A hypothetical variation on the facts highlights the majority’s fundamental error: If Leonard sold his .22-Ted-Williams rifle, which he had inherited from his father and possessed solely as a collectible, for the purposes of acquiring heroin, he would be “using” the weapon in an unlawful way. Cf. Clingan, 254 F.3d at 626 (6th Cir. 2001) (declining to adjust defendant’s sentence when defendant “did not collect the firearms solely for the purpose of amassing a gun collection, but for the competing purpose of converting used automobiles into currency by using firearms as bartering tools”); United States v. Williams, 76 Fed.Appx. 54, 55 (6th Cir. 2003) (‘Williams did not possess the firearm ‘solely’ for sporting purposes, because he acknowledged that he took possession of the firearm in order to pawn it in exchange for cash.”). The converse is true here: Leonard used drugs as a currency to purchase the Henry rifle rather than “using” the rifle to acquire drugs, money, or other items.

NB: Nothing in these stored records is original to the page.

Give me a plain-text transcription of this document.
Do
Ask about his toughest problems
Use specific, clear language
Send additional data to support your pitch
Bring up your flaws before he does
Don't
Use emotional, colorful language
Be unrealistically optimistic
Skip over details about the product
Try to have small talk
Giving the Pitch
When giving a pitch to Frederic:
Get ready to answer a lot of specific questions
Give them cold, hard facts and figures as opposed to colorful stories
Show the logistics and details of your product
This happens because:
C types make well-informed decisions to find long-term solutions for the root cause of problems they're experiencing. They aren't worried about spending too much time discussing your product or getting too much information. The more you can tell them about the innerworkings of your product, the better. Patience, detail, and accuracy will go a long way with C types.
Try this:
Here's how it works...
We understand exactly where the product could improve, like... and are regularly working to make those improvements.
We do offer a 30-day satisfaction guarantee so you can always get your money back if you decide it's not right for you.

Nonetheless, Leonard still may not eligible for a § 2K2.1(b)(2) reduction. Leonard may not have possessed the 30/30 Marlin rifle, which was discovered in his bedroom, solely for lawful sporting purposes or collection. The Marlin rifle was loaded and kept outside a gun case that contained other collectible guns. New individuals who possess a rifle solely for sporting or collection purposes would leave a loaded rifle in their bedroom. See United States v. Vertz, 40 Fed.Appx. 69, 76-77 (6th Cir. 2002) (handgun was not possessed solely for sporting or collection when it was kept loaded on a living room table and defendant admitted it was used for self-defense, apparently for protection against bears); United States v. Lewitzke, 176 F.3d 1022, 1028 (7th Cir. 1999) (holding that sporting provision did not apply when guns were found fully loaded in a closet *608and under a bed); United States v. Dudley, 62 F.3d 1275, 1277 (10th Cir. 1995) (“[T]he fact that the guns were loaded cuts against the contention that they were solely for sporting or collection purposes, rather than for personal protection purposes.”). The district court did not find any facts regarding the Marlin rifle. I would therefore vacate the district court’s judgment and remand in order to permit the district court to determine whether the Marlin rifle was possessed in a manner commensurate with § 2K2.1(b)(2).

. The original 1987 version of the Guideline, demarcated as § 2K2.1(b)(2), provided: "If the defendant obtained or possessed the firearm solely for sport or recreation, decrease by 4 levels.”